Fear is foundation of brave new Grozny

Few openly criticise local leader Ramzan Kadyrov but many harbour hopes of revenge for the 1990s Chechen conflict

Mon, Sep 9, 2013, 07:54

In the view from the 32nd-floor restaurant of the glitzy Hotel Grozny City, many Russians must see a kind of victory. Victory over the Chechen separatists who defeated Moscow's troops in a 1994 to 1996 war, whose bombings, hijackings and murders terrorised Russia for a decade, and whose successors still regularly attack police and government targets in other parts of the north Caucasus.

Russia's military returned to Chechnya in 1999 and reclaimed the republic after launching a pitiless missile and artillery bombardment that made Grozny, in the words of the UN, "the most destroyed city on Earth". The wars in Chechnya killed some 200,000 civilians and turned Grozny into a wasteland that drew comparison with Stalingrad, Dresden and Hiroshima.

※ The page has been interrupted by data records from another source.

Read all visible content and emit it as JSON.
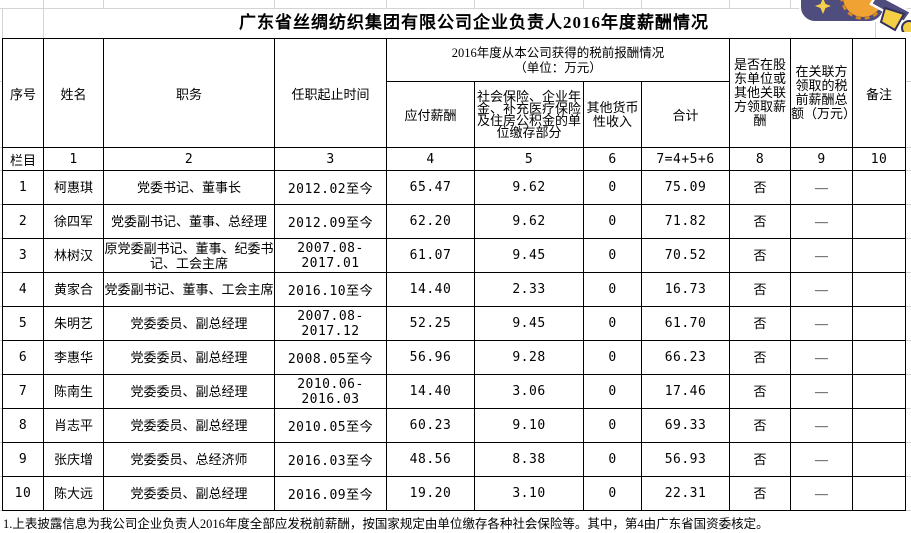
{
  "title": "广东省丝绸纺织集团有限公司企业负责人2016年度薪酬情况",
  "header": {
    "seq": "序号",
    "name": "姓名",
    "position": "职务",
    "tenure": "任职起止时间",
    "group_title": "2016年度从本公司获得的税前报酬情况",
    "group_unit": "（单位：万元）",
    "payable": "应付薪酬",
    "social_insurance": "社会保险、企业年金、补充医疗保险及住房公积金的单位缴存部分",
    "other_monetary": "其他货币性收入",
    "total": "合计",
    "other_related_pay": "是否在股东单位或其他关联方领取薪酬",
    "related_pay_amount": "在关联方领取的税前薪酬总额（万元）",
    "remark": "备注"
  },
  "index_row": [
    "栏目",
    "1",
    "2",
    "3",
    "4",
    "5",
    "6",
    "7=4+5+6",
    "8",
    "9",
    "10"
  ],
  "rows": [
    {
      "seq": "1",
      "name": "柯惠琪",
      "position": "党委书记、董事长",
      "tenure": "2012.02至今",
      "payable": "65.47",
      "social": "9.62",
      "other": "0",
      "total": "75.09",
      "related": "否",
      "related_amount": "—",
      "remark": ""
    },
    {
      "seq": "2",
      "name": "徐四军",
      "position": "党委副书记、董事、总经理",
      "tenure": "2012.09至今",
      "payable": "62.20",
      "social": "9.62",
      "other": "0",
      "total": "71.82",
      "related": "否",
      "related_amount": "—",
      "remark": ""
    },
    {
      "seq": "3",
      "name": "林树汉",
      "position": "原党委副书记、董事、纪委书记、工会主席",
      "tenure": "2007.08-2017.01",
      "payable": "61.07",
      "social": "9.45",
      "other": "0",
      "total": "70.52",
      "related": "否",
      "related_amount": "—",
      "remark": ""
    },
    {
      "seq": "4",
      "name": "黄家合",
      "position": "党委副书记、董事、工会主席",
      "tenure": "2016.10至今",
      "payable": "14.40",
      "social": "2.33",
      "other": "0",
      "total": "16.73",
      "related": "否",
      "related_amount": "—",
      "remark": ""
    },
    {
      "seq": "5",
      "name": "朱明艺",
      "position": "党委委员、副总经理",
      "tenure": "2007.08-2017.12",
      "payable": "52.25",
      "social": "9.45",
      "other": "0",
      "total": "61.70",
      "related": "否",
      "related_amount": "—",
      "remark": ""
    },
    {
      "seq": "6",
      "name": "李惠华",
      "position": "党委委员、副总经理",
      "tenure": "2008.05至今",
      "payable": "56.96",
      "social": "9.28",
      "other": "0",
      "total": "66.23",
      "related": "否",
      "related_amount": "—",
      "remark": ""
    },
    {
      "seq": "7",
      "name": "陈南生",
      "position": "党委委员、副总经理",
      "tenure": "2010.06-2016.03",
      "payable": "14.40",
      "social": "3.06",
      "other": "0",
      "total": "17.46",
      "related": "否",
      "related_amount": "—",
      "remark": ""
    },
    {
      "seq": "8",
      "name": "肖志平",
      "position": "党委委员、副总经理",
      "tenure": "2010.05至今",
      "payable": "60.23",
      "social": "9.10",
      "other": "0",
      "total": "69.33",
      "related": "否",
      "related_amount": "—",
      "remark": ""
    },
    {
      "seq": "9",
      "name": "张庆增",
      "position": "党委委员、总经济师",
      "tenure": "2016.03至今",
      "payable": "48.56",
      "social": "8.38",
      "other": "0",
      "total": "56.93",
      "related": "否",
      "related_amount": "—",
      "remark": ""
    },
    {
      "seq": "10",
      "name": "陈大远",
      "position": "党委委员、副总经理",
      "tenure": "2016.09至今",
      "payable": "19.20",
      "social": "3.10",
      "other": "0",
      "total": "22.31",
      "related": "否",
      "related_amount": "—",
      "remark": ""
    }
  ],
  "footnote": "1.上表披露信息为我公司企业负责人2016年度全部应发税前薪酬，按国家规定由单位缴存各种社会保险等。其中，第4由广东省国资委核定。",
  "decor": {
    "clipart": "sun-ribbon-clipart",
    "colors": {
      "navy": "#4f4c7e",
      "orange": "#f0a232",
      "orange_dark": "#e08818",
      "yellow": "#f3cf45",
      "outline": "#33305e",
      "grid_line": "#d4d4d4",
      "border": "#000000"
    }
  }
}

The West did nothing to stop the onslaught in Chechnya or to rein in Russian president Vladimir Putin, who took power in 2000. Now all the rubble has been removed, skyscrapers soar from repaved streets, fountains dance around one of Europe's largest mosques and a 400m tower is about to be built.

You don't have to look far for the men responsible for the transformation. All over Chechnya, Putin and local leader Ramzan Kadyrov gaze down from huge posters, along with images of Kadyrov's late father, Akhmad, who was blown up by militants in 2004.


Incomplete history
The official recent history of Chechnya credits these three with killing and co-opting the rebels, ending the war, and bringing stability and the hope of prosperity to a republic where slogans proclaiming "peace and unity" are commonplace. But the official history is incomplete.

"People see nice buildings here now, but torture and abduction are still widespread. Kadyrov's people act with total impunity," says Alexei Matasov, a human rights activist in Grozny.

"Chechens are getting on with their lives, but they do not know what will happen to them tomorrow," adds his colleague, Dima Piskunov.

"They or their relatives could be falsely accused of helping or joining the rebels, or they could be kidnapped. One person who came to us said 99 per cent of people hate Kadyrov, and the rest are his relatives."

Matasov and Piskunov are members of the Joint Mobile Group (JMG) of activists and legal experts from Russia, who visit Chechnya for a month at a time to investigate alleged rights abuses and gather evidence; in 2011, the group won the Front Line Defenders award from the Irish human rights body of the same name.

The JMG was formed in 2009, after the murder of renowned Chechen rights campaigner Natalya Estemirova underlined the perils of such work. In the face of accusations from critics, Kadyrov denied having a hand in her murder.